Jeune docteur de 33 ans qui a travaillé pour Médecins sans Frontières en Guinée dans un centre s’occupant de patients affectés par Ebola, la personne hospitalisée a quitté l’Afrique de l’Ouest le 14 octobre et est rentré aux Etats-Unis le 17 octobre par l’aéroport de JFK à New York après avoir transité par l’Europe. Depuis son départ de Guinée, il a pris deux fois sa température par jour pour s’assurer qu’il n’avait pas contracté la maladie.

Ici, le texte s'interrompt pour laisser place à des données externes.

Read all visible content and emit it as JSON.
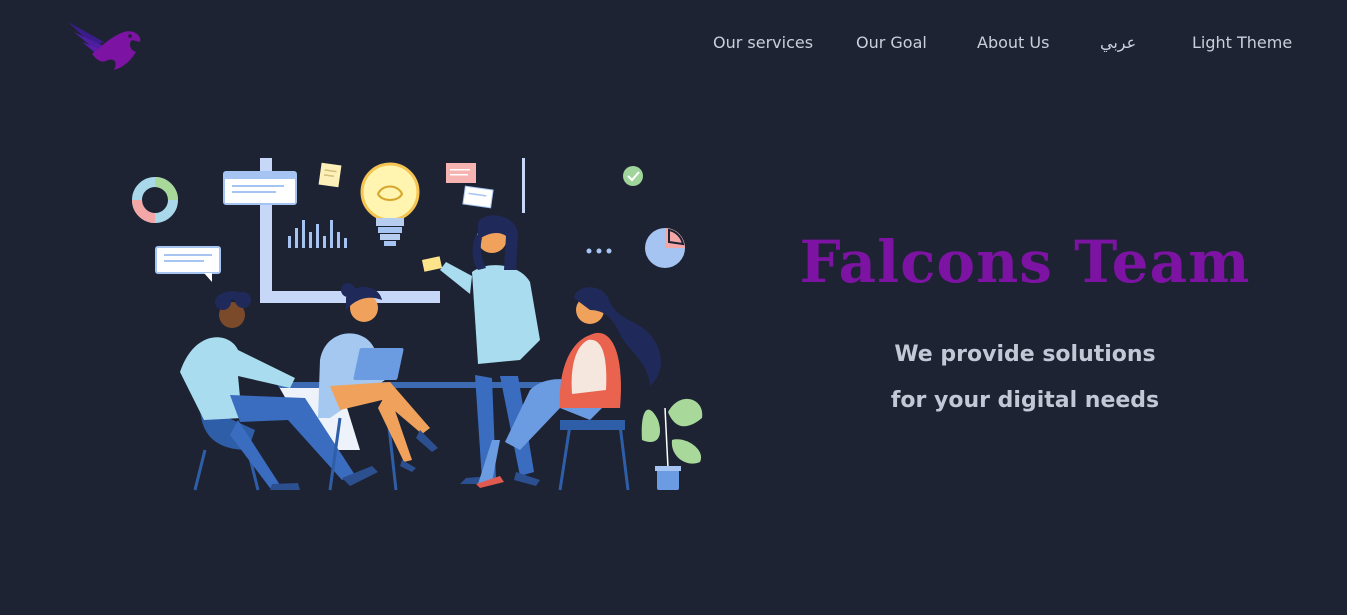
{
  "header": {
    "logo_icon": "falcon-logo-icon",
    "nav": [
      {
        "label": "Our services"
      },
      {
        "label": "Our Goal"
      },
      {
        "label": "About Us"
      },
      {
        "label": "عربي"
      },
      {
        "label": "Light Theme"
      }
    ]
  },
  "hero": {
    "title": "Falcons Team",
    "subtitle_line1": "We provide solutions",
    "subtitle_line2": "for your digital needs",
    "illustration": "team-meeting-illustration"
  },
  "colors": {
    "background": "#1d2333",
    "brand": "#7d13a3",
    "nav_text": "#c9cfdb",
    "subtitle_text": "#c2c8d6"
  }
}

A New York, il se sentait bien, s’adonnant même à un jogging de 5 kilomètres. Il a pris le métro à plusieurs reprises et est allé joué au bowling à Brooklyn. Ce n’est que jeudi entre 10 heures et 11 heures du matin qu’il a constaté une nette hausse de sa température et alerté immédiatement MSF avant d’être pris en charge par l’hôpital Bellevue. Le hasard des circonstances a fait qu’une équipe du Centre pour le contrôle et la prévention des maladies (CDC) était déjà sur place à l’hôpital qui se préparait à l’éventualité d’un cas d’Ebola.

Le maire de New York Bill de Blasio a rassuré les New-Yorkais, soulignant que toutes les mesures de préparation avaient été prises pour gérer le premier cas d’Ebola dans la Grande Pomme. Huit hôpitaux à New York sont équipés pour traiter des patients atteints par le virus Ebola.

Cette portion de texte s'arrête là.